If you have not already done so, you must sign a CLA assigning copyright to me. Send an email to hypothesis@drmaciver.com with an attached copy of the current version of the CLA and the text in the body “I, (your name), have read the attached CLA and agree to its terms” (you should in fact have actually read it). Note that it’s important to attach a copy of the CLA because I may change it from time to time as new things come up and this keeps a record of which version of it you agreed to.

Then submit a pull request on Github. This will be checked by Travis and Appveyor to see if the build passes.

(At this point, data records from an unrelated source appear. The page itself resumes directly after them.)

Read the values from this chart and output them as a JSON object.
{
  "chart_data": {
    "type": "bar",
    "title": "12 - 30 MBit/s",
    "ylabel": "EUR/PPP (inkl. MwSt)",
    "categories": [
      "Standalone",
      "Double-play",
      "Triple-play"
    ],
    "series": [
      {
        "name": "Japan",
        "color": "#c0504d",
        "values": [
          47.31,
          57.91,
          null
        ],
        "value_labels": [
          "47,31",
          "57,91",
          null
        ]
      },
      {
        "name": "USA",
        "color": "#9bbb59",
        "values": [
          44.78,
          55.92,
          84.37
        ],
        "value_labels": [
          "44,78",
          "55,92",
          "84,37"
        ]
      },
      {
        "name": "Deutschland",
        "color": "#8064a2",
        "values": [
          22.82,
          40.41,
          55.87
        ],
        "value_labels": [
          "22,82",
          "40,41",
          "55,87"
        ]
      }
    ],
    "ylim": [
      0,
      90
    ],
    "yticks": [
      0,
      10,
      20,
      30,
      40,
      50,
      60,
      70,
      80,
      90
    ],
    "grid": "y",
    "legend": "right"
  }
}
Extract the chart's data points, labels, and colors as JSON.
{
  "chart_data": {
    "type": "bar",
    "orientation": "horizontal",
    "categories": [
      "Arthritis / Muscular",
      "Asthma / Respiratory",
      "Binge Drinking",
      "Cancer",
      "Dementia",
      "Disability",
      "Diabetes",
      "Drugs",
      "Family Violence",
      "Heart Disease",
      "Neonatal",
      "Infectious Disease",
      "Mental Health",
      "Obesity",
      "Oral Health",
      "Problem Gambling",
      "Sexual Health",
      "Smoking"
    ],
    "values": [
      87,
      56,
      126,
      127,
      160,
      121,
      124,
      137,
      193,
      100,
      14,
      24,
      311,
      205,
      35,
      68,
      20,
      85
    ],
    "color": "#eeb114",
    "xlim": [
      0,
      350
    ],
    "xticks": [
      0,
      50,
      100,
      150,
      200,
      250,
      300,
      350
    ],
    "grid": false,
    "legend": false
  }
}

Advance warning that passing the build requires:

  1. Really quite a lot of tests to pass (it looks like it’s only 600+ but many of these use Hypothesis itself to run 1000 examples through them, and the build is run in 4 configurations across 16 different OS/python version combinations).

  2. Your code to have 100% branch coverage.

  3. Your code to be flake8 clean.

  4. Your code to be a fixed point for a variety of reformatting operations (defined in lint.sh)

It is a fairly strict process.

(Unfortunately right now the build is also a bit flaky. I’m working on fixing that, but in the meantime if a test fails and you don’t understand why you should probably just run the build again to see what happens. Sorry)

Once all this has happened I’ll review your patch. I don’t promise to accept it, but I do promise to review it as promptly as I can and to tell you why if I reject it.